Presidente da CPMI diz que sexta-feira é “dia da verdade” em apuração sobre fraudes no INSS
Viana: final da CPMI é “dia da verdade” e pode se estender para sábado A CPMI do INSS, criada para investigar um esquema bilionário de fraudes em benefícios previdenciários, chegou ao fim de forma conturbada, evidenciando o choque entre os poderes Legislativo e Judiciário.
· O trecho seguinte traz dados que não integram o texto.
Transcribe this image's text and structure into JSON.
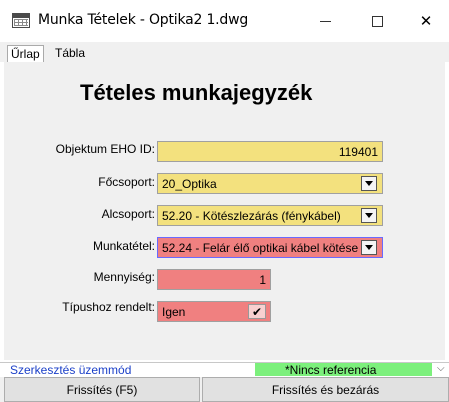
{
  "window": {
    "title": "Munka Tételek - Optika2 1.dwg",
    "minimize_icon": "minimize-icon",
    "maximize_icon": "maximize-icon",
    "close_icon": "close-icon",
    "close_glyph": "✕"
  },
  "tabs": [
    {
      "label": "Űrlap",
      "active": true
    },
    {
      "label": "Tábla",
      "active": false
    }
  ],
  "form": {
    "heading": "Tételes munkajegyzék",
    "fields": {
      "objektum": {
        "label": "Objektum EHO ID:",
        "value": "119401"
      },
      "focsoport": {
        "label": "Főcsoport:",
        "value": "20_Optika"
      },
      "alcsoport": {
        "label": "Alcsoport:",
        "value": "52.20 - Kötészlezárás (fénykábel)"
      },
      "munkatetel": {
        "label": "Munkatétel:",
        "value": "52.24 - Felár élő optikai kábel kötése"
      },
      "mennyiseg": {
        "label": "Mennyiség:",
        "value": "1"
      },
      "tipushoz": {
        "label": "Típushoz rendelt:",
        "value": "Igen",
        "check_glyph": "✔"
      }
    },
    "colors": {
      "yellow_field": "#f3e17e",
      "red_field": "#f08080"
    }
  },
  "status": {
    "mode": "Szerkesztés üzemmód",
    "reference": "*Nincs referencia",
    "chevron": "⌵",
    "mode_color": "#1a3fc8",
    "reference_bg": "#7cf07c"
  },
  "buttons": {
    "refresh": "Frissítés (F5)",
    "refresh_close": "Frissítés és bezárás"
  }
}
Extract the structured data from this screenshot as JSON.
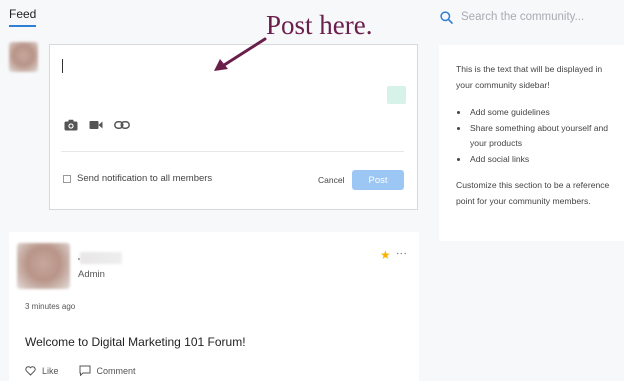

O desfecho da comissão foi marcado por dois movimentos antagônicos: de um lado, a promessa do presidente do colegiado, que definiu a última sexta-feira como o “dia da verdade” para a apuração dos suspeitos; de outro, uma decisão do Supremo Tribunal Federal (STF) que não apenas encerrou os trabalhos da CPMI, mas também trouxe duras críticas ao comportamento dos parlamentares.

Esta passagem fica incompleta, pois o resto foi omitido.